Minister for Revenue and Financial Services Kelly O’Dwyer has announced that all company directors will be issued with a Director Identification Number, which will interface with other government agencies and databases to enable regulators to map the relationships between individuals and entities and between individuals and other people.
It will also will enable prospective creditors or employees to search the prior corporate history of the director in question and to see whether or not the director has been involved in past insolvencies.
The government will also consult on other measures, including:
- Specific phoenixing offences to better enable regulators to take decisive action against those who engage in this illegal activity;
- The establishment of a dedicated phoenix hotline to provide the public with a single point of contact for reporting illegal phoenix activity;
- The extension of the penalties that apply to those who promote tax avoidance schemes to capture advisers who assist phoenix operators;
- Stronger powers for the ATO to recover a security deposit from suspected phoenix operators, which can be used to cover outstanding tax liabilities, should they arise;
- Making directors personally liable for GST liabilities as part of extended director penalty provisions;
- Preventing directors from backdating their resignations to avoid personal liability or from resigning and leaving a company with no directors; and
- Prohibiting related entities to the phoenix operator from appointing a liquidator.

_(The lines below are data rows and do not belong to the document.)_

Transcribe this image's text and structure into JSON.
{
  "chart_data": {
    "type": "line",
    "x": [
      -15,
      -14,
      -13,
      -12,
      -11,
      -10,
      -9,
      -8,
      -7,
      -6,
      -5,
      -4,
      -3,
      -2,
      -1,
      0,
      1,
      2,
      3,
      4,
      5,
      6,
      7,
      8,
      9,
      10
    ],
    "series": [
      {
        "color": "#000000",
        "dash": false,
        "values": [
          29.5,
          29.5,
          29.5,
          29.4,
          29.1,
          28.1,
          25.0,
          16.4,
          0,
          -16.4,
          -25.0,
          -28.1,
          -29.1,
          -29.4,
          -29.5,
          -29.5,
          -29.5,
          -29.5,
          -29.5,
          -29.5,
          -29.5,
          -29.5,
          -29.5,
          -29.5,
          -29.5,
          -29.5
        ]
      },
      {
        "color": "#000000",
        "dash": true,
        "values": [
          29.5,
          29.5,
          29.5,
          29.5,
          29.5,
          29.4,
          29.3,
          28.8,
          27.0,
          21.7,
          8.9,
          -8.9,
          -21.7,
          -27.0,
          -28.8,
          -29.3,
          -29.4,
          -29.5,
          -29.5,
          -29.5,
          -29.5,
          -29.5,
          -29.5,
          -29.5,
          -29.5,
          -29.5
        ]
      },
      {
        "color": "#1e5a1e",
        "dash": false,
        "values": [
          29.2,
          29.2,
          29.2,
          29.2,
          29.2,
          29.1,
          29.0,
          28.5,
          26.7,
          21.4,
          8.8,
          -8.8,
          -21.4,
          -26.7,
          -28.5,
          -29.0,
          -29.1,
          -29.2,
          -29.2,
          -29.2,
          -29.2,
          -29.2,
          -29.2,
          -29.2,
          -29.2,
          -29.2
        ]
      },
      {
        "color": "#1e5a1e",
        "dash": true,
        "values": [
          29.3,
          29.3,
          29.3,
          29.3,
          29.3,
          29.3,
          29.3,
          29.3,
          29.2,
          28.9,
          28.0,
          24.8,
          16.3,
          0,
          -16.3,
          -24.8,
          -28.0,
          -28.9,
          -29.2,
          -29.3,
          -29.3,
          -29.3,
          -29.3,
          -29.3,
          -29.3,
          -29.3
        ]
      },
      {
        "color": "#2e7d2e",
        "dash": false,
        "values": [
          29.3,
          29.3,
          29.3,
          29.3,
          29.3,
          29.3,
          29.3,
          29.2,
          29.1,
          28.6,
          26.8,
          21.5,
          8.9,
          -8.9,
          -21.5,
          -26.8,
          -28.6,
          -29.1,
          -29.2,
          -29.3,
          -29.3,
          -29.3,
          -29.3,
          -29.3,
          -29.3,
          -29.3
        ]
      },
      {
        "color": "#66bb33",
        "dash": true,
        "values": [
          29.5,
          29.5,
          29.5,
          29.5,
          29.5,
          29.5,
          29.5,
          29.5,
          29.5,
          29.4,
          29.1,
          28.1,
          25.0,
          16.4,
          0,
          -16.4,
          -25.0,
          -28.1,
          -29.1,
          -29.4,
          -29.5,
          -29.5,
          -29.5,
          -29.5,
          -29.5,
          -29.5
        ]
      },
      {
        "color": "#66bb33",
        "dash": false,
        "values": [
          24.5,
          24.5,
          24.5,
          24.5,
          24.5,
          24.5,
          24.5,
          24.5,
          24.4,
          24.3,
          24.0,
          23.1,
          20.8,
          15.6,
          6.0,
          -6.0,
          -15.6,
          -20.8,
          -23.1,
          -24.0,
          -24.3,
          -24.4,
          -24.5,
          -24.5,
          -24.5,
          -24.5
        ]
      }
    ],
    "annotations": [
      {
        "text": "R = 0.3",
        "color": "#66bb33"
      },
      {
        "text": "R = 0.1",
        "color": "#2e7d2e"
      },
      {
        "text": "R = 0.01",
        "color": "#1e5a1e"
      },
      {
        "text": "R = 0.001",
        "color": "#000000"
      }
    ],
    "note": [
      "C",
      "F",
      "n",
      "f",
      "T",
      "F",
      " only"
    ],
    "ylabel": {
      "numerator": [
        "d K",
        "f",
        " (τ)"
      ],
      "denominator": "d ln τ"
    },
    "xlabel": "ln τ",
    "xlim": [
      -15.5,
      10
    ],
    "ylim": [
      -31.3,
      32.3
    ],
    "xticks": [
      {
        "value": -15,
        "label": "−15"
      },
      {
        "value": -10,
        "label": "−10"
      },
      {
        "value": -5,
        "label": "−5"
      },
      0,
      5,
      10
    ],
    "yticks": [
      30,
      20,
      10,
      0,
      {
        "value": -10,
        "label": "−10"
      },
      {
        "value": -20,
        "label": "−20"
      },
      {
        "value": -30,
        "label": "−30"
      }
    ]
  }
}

Phoenixing occurs where directors strip assets from one company and transfer them into another in order to avoid paying liabilities.
Estimated to cost the economy as much as $3.2 billion per year, the practice is prevalent in the construction sector and hurts subcontractors, suppliers, employees, competitors and taxpayers.
The establishment of a DIN system was a critical recommendation made as part of a Melbourne Law School study into phoenix companies released earlier this year.
There was no mention, however, of another key recommendation made by the Law School to place restrictions on directors who were involved in five or more companies that had failed in ten years such that they would be able to act as a director of a maximum of five companies whilst under restriction.